Plenty of ASX businesses have seen their share prices recover back to their pre-COVID-19 prices.
But in recent weeks there are some ASX shares that have actually fallen. Yet they're still predicting longer-term growth. So there's a chance they could be good buying opportunities right now:
Appen Ltd (ASX: APX)
Appen is one of the ASX's leading technology shares. It is assisting large tech businesses with AI and machine learning development. The Appen share price has fallen 27% since 26 August 2020 (which was just before it reported).
In the recent FY20 half-year result it reported that revenue grew by 25% to $306.2 million. Statutory earnings before interest, tax, depreciation and amortisation (EBITDA) jumped by 44% to $50.9 million, though underlying EBITDA only increased 6% to $49.1 million.
Appen explained that underlying EBITDA excluding growth investments rose 35% to $62.5 million to include its investments in sales and marketing, China, engineering and the government market.
Statutory net profit rose 8% to $22.3 million and underlying net profit dropped 12%.
Appen's guidance for FY20 is that full year underlying EBITDA will be in the range of $125 million to $130 million. The full year underlying EBITDA margin is expected to be in the high-teen percentages.
At the current Appen share price the ASX share is trading at 30x FY22's estimated earnings. The Figure Eight acquisition improved the quality of the business. However, I'm not sure if Appen is worth buying – I'm not sure how much of a growth runway Appen has.
Australian Ethical Investment Limited (ASX: AEF)
The ethical fund manager is another business that has been drifting downwards. The Australian Ethical share price has fallen just over 50% since 19 June 2020. That's a big drop, although it's important not to anchor your expectations to a previous share price.
I think Australian Ethical could be a solid buy at today's prices.

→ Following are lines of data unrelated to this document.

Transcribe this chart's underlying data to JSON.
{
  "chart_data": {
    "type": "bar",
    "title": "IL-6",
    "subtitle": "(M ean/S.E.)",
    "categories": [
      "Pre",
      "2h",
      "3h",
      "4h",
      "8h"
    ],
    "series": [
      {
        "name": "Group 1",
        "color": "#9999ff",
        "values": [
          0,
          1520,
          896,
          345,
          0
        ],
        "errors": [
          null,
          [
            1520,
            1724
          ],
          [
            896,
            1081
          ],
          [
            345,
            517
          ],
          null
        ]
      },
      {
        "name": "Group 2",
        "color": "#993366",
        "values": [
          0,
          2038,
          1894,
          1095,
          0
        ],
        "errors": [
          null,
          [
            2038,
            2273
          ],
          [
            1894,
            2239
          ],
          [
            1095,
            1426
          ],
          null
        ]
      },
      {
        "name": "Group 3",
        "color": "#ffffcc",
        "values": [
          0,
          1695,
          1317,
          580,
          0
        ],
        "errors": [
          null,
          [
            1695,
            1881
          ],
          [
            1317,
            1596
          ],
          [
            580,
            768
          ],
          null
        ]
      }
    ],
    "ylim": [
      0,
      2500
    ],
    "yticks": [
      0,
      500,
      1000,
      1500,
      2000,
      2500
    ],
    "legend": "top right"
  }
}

The ASX share reported FY20 profit rose by 46% to $9.5 million after funds under management (FUM) rose 19% to $4.05 billion. The fund manager experienced net inflows of $660 million, which was more than double the net inflows in FY19.

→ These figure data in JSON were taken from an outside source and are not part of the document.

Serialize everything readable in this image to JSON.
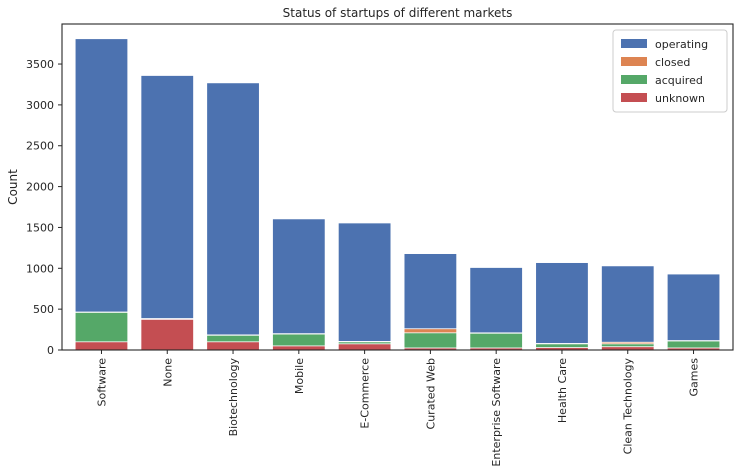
{
  "chart_data": {
    "type": "bar",
    "stacked": true,
    "title": "Status of startups of different markets",
    "xlabel": "",
    "ylabel": "Count",
    "ylim": [
      0,
      3990
    ],
    "yticks": [
      0,
      500,
      1000,
      1500,
      2000,
      2500,
      3000,
      3500
    ],
    "grid": false,
    "legend_position": "top-right",
    "categories": [
      "Software",
      "None",
      "Biotechnology",
      "Mobile",
      "E-Commerce",
      "Curated Web",
      "Enterprise Software",
      "Health Care",
      "Clean Technology",
      "Games"
    ],
    "series": [
      {
        "name": "operating",
        "color": "#4c72b0",
        "top": [
          3810,
          3360,
          3270,
          1605,
          1555,
          1180,
          1010,
          1070,
          1030,
          930
        ]
      },
      {
        "name": "closed",
        "color": "#dd8452",
        "top": [
          465,
          385,
          185,
          200,
          105,
          260,
          210,
          80,
          95,
          115
        ]
      },
      {
        "name": "acquired",
        "color": "#55a868",
        "top": [
          460,
          380,
          180,
          195,
          100,
          210,
          205,
          75,
          75,
          110
        ]
      },
      {
        "name": "unknown",
        "color": "#c44e52",
        "top": [
          100,
          375,
          100,
          50,
          75,
          25,
          25,
          30,
          40,
          25
        ]
      }
    ]
  }
}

Excluding performance fees, revenue and underlying profit after tax (UPAT) both increased by 15% despite Australian Ethical lowering its fees for its members.
Australian employees (who earn enough) benefit from a mandatory superannuation contribution of 9.5% of the value of their wages. That should help steadily grow Australian Ethical's FUM, particularly if it can keep growing its member numbers. In FY20 the ASX share saw its customer base grow by 20% with managed fund customers increasing by 16% and super members growing by 20%.

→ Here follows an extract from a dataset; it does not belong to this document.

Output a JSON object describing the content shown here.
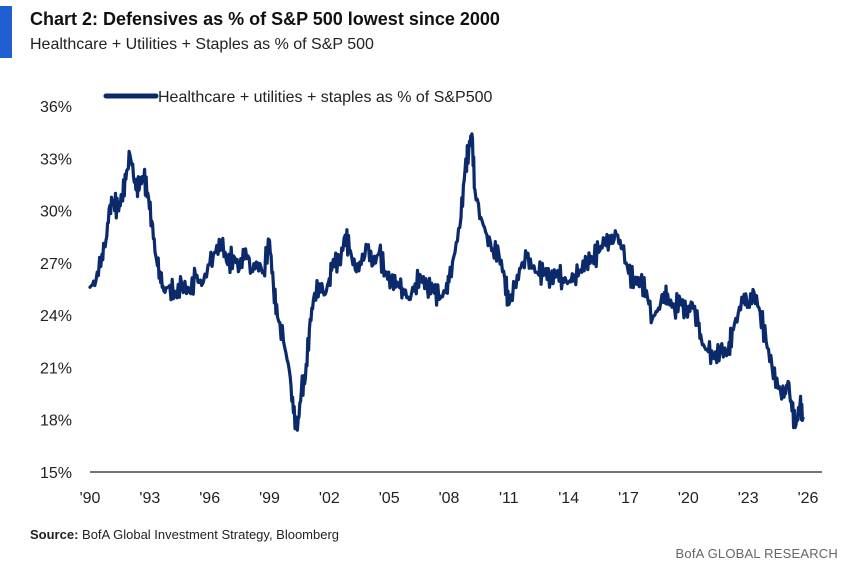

I think the fund manager will be able to attract and retain customers. Not only does it offer compelling investment returns, but its net promoter scores (NPS) are among the best in the industry. For super it has an NPS of 63 and in managed funds it has an NPS of 58.
Australian Ethical's solid report wasn't enough to send the share price back to $6 or more. But I like that the company's balance sheet continues to strengthen with its cash level rising from $18.8 million to $21.4 million.
The strong balance sheet and rising profit allowed the business to declare a final ordinary dividend of 2.5 cents per share and a special performance fee dividend of 1 cent per share, bringing the full year dividend to 6 cents per share, up 20%.
Foolish takeaway
Both of these ASX shares have dropped heavily in recent weeks, I have a stronger conviction in Australian Ethical at the current share price compared to Appen. I believe the ethically-focused manager has plenty of growth potential with ethical investing rising in prominance.